Bescheidbeschwerde – Einzel – Beschluss, BFG vom 22.06.2023, RV/7100509/2020

Art 19 DBA Österreich/Frankreich; Gegenstandsloserklärungen nach § 261 Abs 1 lit a BAO; Gegenstandsloserklärung nach § 261 Abs 2 BAO

Entscheidungstext

BESCHLUSS

Das Bundesfinanzgericht fasst durch die Richterin Dr. Lisa Pucher in der Beschwerdesache ***Bf***, ***Bf Adr***, über die Beschwerden vom gegen die Bescheide des Finanzamtes Wien 2/20/21/22 (nun Finanzamt Österreich) vom betreffend Einkommensteuer (Arbeitnehmerveranlagung) 2014 bis 2018, zu Steuernummer ***Bf StNr***, den Beschluss:

I. Die Beschwerden betreffend Einkommensteuer 2014, 2016, 2017 und 2018 werden gemäß § 261 Abs 1 lit a BAO als gegenstandslos erklärt.

II. Die Beschwerde betreffend Einkommensteuer 2015 wird gemäß § 261 Abs 2 BAO als gegenstandslos erklärt.
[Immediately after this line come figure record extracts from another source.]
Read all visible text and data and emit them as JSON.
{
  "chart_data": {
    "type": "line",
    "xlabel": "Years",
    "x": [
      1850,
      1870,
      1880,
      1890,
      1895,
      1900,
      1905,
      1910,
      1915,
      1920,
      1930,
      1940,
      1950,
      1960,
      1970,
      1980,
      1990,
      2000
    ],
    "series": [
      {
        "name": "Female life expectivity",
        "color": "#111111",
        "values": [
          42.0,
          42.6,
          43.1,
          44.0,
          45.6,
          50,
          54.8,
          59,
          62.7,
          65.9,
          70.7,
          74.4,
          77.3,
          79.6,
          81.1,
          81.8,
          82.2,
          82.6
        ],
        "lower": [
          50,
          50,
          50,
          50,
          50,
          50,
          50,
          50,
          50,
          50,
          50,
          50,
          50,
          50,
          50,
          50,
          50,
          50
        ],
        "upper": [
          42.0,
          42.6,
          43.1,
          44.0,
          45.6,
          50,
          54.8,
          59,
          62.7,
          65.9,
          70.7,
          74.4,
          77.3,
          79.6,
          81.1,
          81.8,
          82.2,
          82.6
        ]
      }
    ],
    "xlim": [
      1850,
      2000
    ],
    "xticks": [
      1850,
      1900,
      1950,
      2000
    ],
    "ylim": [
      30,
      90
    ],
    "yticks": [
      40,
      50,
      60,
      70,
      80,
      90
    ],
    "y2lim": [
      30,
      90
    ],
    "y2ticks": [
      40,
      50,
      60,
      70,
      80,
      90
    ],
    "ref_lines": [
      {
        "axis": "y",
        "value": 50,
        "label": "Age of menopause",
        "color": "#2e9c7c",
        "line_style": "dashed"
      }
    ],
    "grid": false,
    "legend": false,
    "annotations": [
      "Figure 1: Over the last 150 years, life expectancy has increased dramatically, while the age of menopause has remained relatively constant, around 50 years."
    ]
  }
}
III. Gegen diesen Beschluss ist eine ordentliche Revision an den Verwaltungsgerichtshof nach Art 133 Abs 4 Bundes-Verfassungsgesetz (B-VG) nicht zulässig.

Begründung

1. Verfahrensgang

Die Beschwerdeführerin (nachfolgend "Bf") reichte für die Jahre 2014 bis 2016 Erklärungen zur Arbeitnehmerveranlagung ein, in denen sie die steuerliche Berücksichtigung von Sonderausgaben und außergewöhnlichen Belastungen beantragte. In den Einkommensteuerbescheiden für 2014 bis 2016 berücksichtigte das Finanzamt die beantragten Topf-Sonderausgaben (zu einem Viertel und unter Berücksichtigung der Einschleifregelung), nicht jedoch die Aufwendungen für außergewöhnlichen Belastungen, da sie den Selbstbehalt nicht überstiegen.

Aufgrund der von der französischen Finanzverwaltung im Rahmen des automatischen Informationsaustauschs (AEOI - Automatic Exchance of Information) übermittelten Kontrollmitteilungen wurde dem Finanzamt bekannt, dass die Bf in den Jahren 2014 bis 2018 Pensionszahlungen (von französischen auszahlenden Stellen) erhalten hat. Aufgrund dessen verfügte das Finanzamt am eine Wiederaufnahme des Verfahrens gemäß § 303 Abs 4 BAO hinsichtlich der Jahre 2014 und 2016. Der Einkommensteuerbescheid für 2015 wurde (ebenfalls am ) gemäß § 299 BAO aufgehoben. In den neuen Sachbescheiden (Einkommensteuerbescheide für die Jahre 2014 bis 2016) vom wurden die Pensionszahlungen aus Frankreich zusätzlich zu den vom ***Bundesland in Österreich*** an die Bf ausgezahlten Pensionseinkünften als (in Österreich steuerpflichtige) Einkünfte aus nichtselbständiger Arbeit angesetzt. Am erfolgte überdies die Erstveranlagung der Jahre 2017 und 2018, wobei im Jahr 2017 wie in den Vorjahren die gemäß der AEOI-Mitteilung an die Bf gezahlte französische Pension in Ansatz gebracht wurden; für 2018 wurde der der Bf zugeflossene Betrag mangels Vorliegen einer AEOI-Mitteilung geschätzt.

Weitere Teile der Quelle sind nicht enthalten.